WO LEBEN DIE DENN BITTE???

merken die nicht wie doof sie sind?


----------



## argv_user (25 April 2009)

Das Problem sehe ich darin, dass die Telekom versucht, ihren Kunden die Rechnung Online unterzuschieben ohne dass es jemandem großartig auffällt. Das ist der sog. Sommer-Ansatz, dem die "Firma" weiterhin folgt.
Dass jetzt einer kommt und mault, ist vorhersehbar. Abhilfe ist das Internet und die "kostenlose" Hotline; das bremst die meisten aus.

Apropos: Wer kennt denn einen TK-Anbieter, der freiwillig Papierrechnungen verschickt?
Bei der Telekom kenne ich es so: wenn sie keine Abbuchungserlaubnis haben, dann kommt die Rechnung per Post. Gilt jedenfalls für Altverträge.

Ich weiß aber jetzt nicht ob man überhaupt noch ohne Abbuchungserlaubnis einen Neuanschluss bekommt.


----------



## argv_user (25 April 2009)

Markus schrieb:


> merken die nicht wie doof sie sind?



Einige schon, aber die haben einen Arbeitsvertrag!


----------



## bike (25 April 2009)

argv_user schrieb:


> Ich weiß aber jetzt nicht ob man überhaupt noch ohne Abbuchungserlaubnis einen Neuanschluss bekommt.



Eigentlich nicht, doch ich habe die Abbuchungsgenhmigung widerrufen, da die papierlose Rechung kein Dokument ist, das vor Gericht stand hält.
Und wenn etwas nicht stimmt, dann wird es schwer sein Geld zurück zu bekommen.

Man hat auch gegen Anbieter Rechte.

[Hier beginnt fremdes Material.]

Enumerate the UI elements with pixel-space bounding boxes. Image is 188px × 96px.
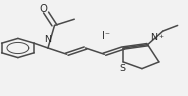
Text: S: S <box>119 64 125 73</box>
Text: +: + <box>158 34 163 38</box>
Text: O: O <box>40 4 48 14</box>
Text: N: N <box>44 35 52 44</box>
Text: I⁻: I⁻ <box>102 31 110 41</box>
Text: N: N <box>150 33 157 42</box>
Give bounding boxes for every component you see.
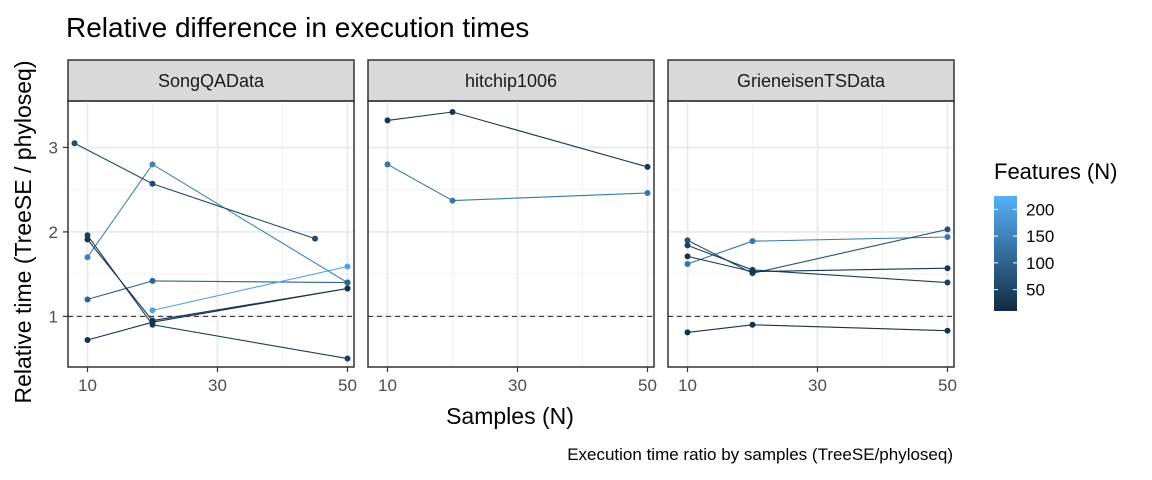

Alice hat mir fast 5 000€ bezahlt, nachdem sie ein Jahr mich verarscht haben.


bike


----------



## Markus (25 April 2009)

bike schrieb:


> Man hat auch gegen Anbieter Rechte. Alice hat mir fast 5 000€ bezahlt, nachdem sie ein Jahr mich verarscht haben.
> 
> 
> bike


 

wieviel zeit hast du in die 5 riesen investiert?


----------



## Solaris (25 April 2009)

bike schrieb:


> Alice hat mir fast 5 000€ bezahlt, nachdem sie ein Jahr mich verarscht haben.



Hast Du die erpresst?


----------



## nade (25 April 2009)

Achhh Markus, hast mit meinen "Freunden" zu tun...
Kenne nur einen Techniker der Releblöd persönlich, allerdings hat er von der "Hardware" Ahnung, wenns um DSL geht, in Bezug zum Isntalieren der Software ist er auch etwas überfragt. Ok wohl ein "alter" Postler, der in seinem Alter nichtmehr was Neues lernen will, oder kann.
So zu Teleblöd, die haben bei mir schon seitdem ich meinen Anshcluss bei denen in Auftrag gegeben hatte es sich verschissen...
Erst "Vertrag" Damals im T-Punkt als Selbstanschluss bestellt und Unterschrieben, 3 Tage vordem die Aufschaltung war immernoch kein NTBA da, war vor DSL, dann hieß es es würde nicht gehen... dem Techniker ein Zeitfenster gesetzt, wo ich zu Hause war, nur kein Techniker kam. 3 Stunden später, aber eben ohne mich Antreffen zu können. Aber 100 DM haben wollen....
Srörung angerufen, Techniker solle rauskommen hieß es dann.. An deren "Postkasten" Digitalmultimeter raus und Leitungen Durchgemessen wo die SPeisespannung drau ist. Gefunden aber Verpolt... Leitung ebenso Verpolt aufgelegt un Zack da gings, aber Techniker kam auch nicht raus.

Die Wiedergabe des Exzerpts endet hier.